2. Rappelons qu’un régiment d’infanterie d’active est composé de trois bataillons. Albert Thierry fait partie du 2e bataillon. Ce mercredi 26 mai, le 3e bataillon – dirigé par le commandant Achille Hislaire – se tient en réserve derrière le 2e bataillon. Ce dernier constitue la première vague d’assaut de cette offensive.
3. A. Thierry fait partie de la 5e compagnie (2e bataillon dirigé par le commandant Sauget). À la lecture du JMO du 28e RI, cette compagnie était sous les ordres du lieutenant Jacquin, qui fut blessé lors de cette attaque du 26 mai 1915.
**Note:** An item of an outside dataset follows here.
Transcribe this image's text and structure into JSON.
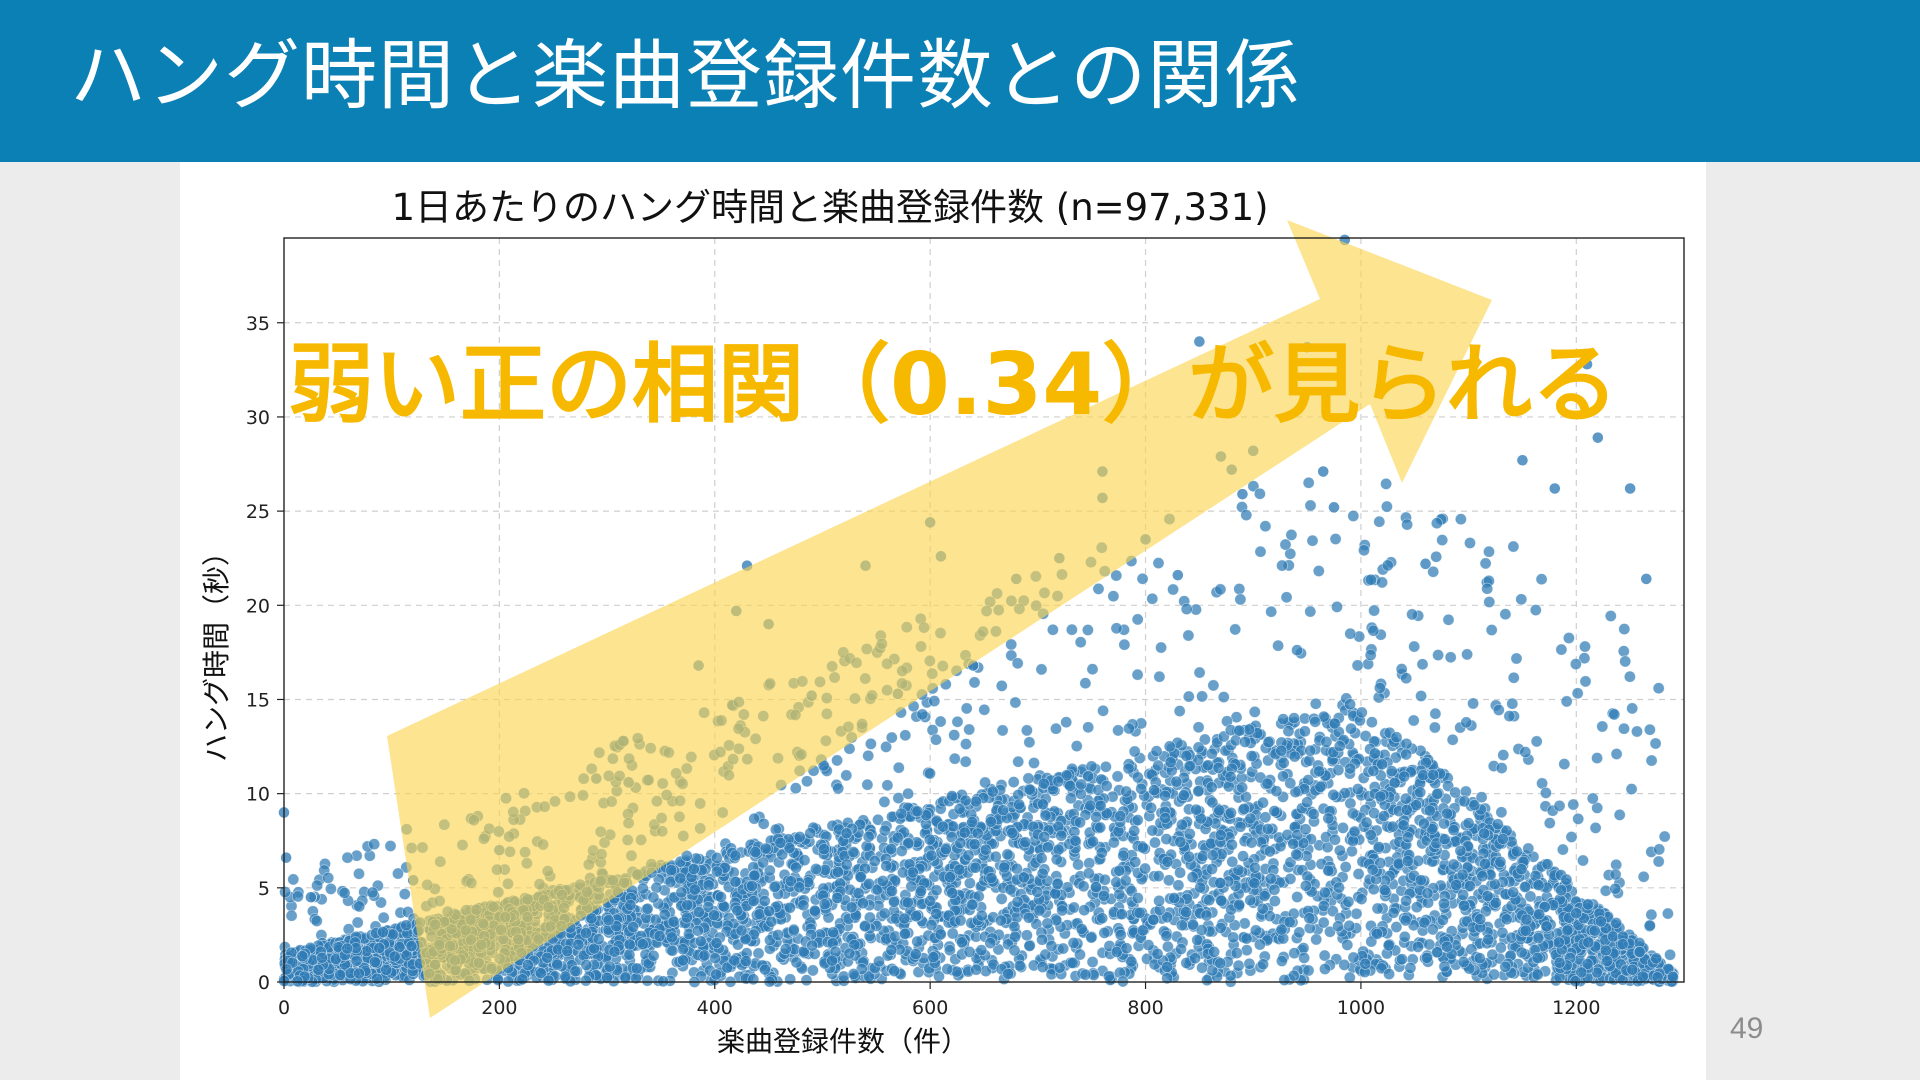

4. Il s’agit certainement de la colline de Notre-Dame-de-Lorette.
5. En début d’après-midi, la 5e compagnie tentera de suivre la 6e compagnie dans la Tranchée des Saules mais fut décimée par les mitrailleuses allemandes protégées par des abris bétonnés et par les batteries allemandes d’artillerie. Albert Thierry fut ainsi tué lors de cette offensive, semble-t-il, par un éclat d’obus.
Cette attaque fut un échec sanglant et la Tranchée des Saules fut un véritable tombeau pour de nombreux soldats de plusieurs régiments français  (le 24e RI, le 174e RI, le 149e RI, les 3e et 10e BCP…) et allemands.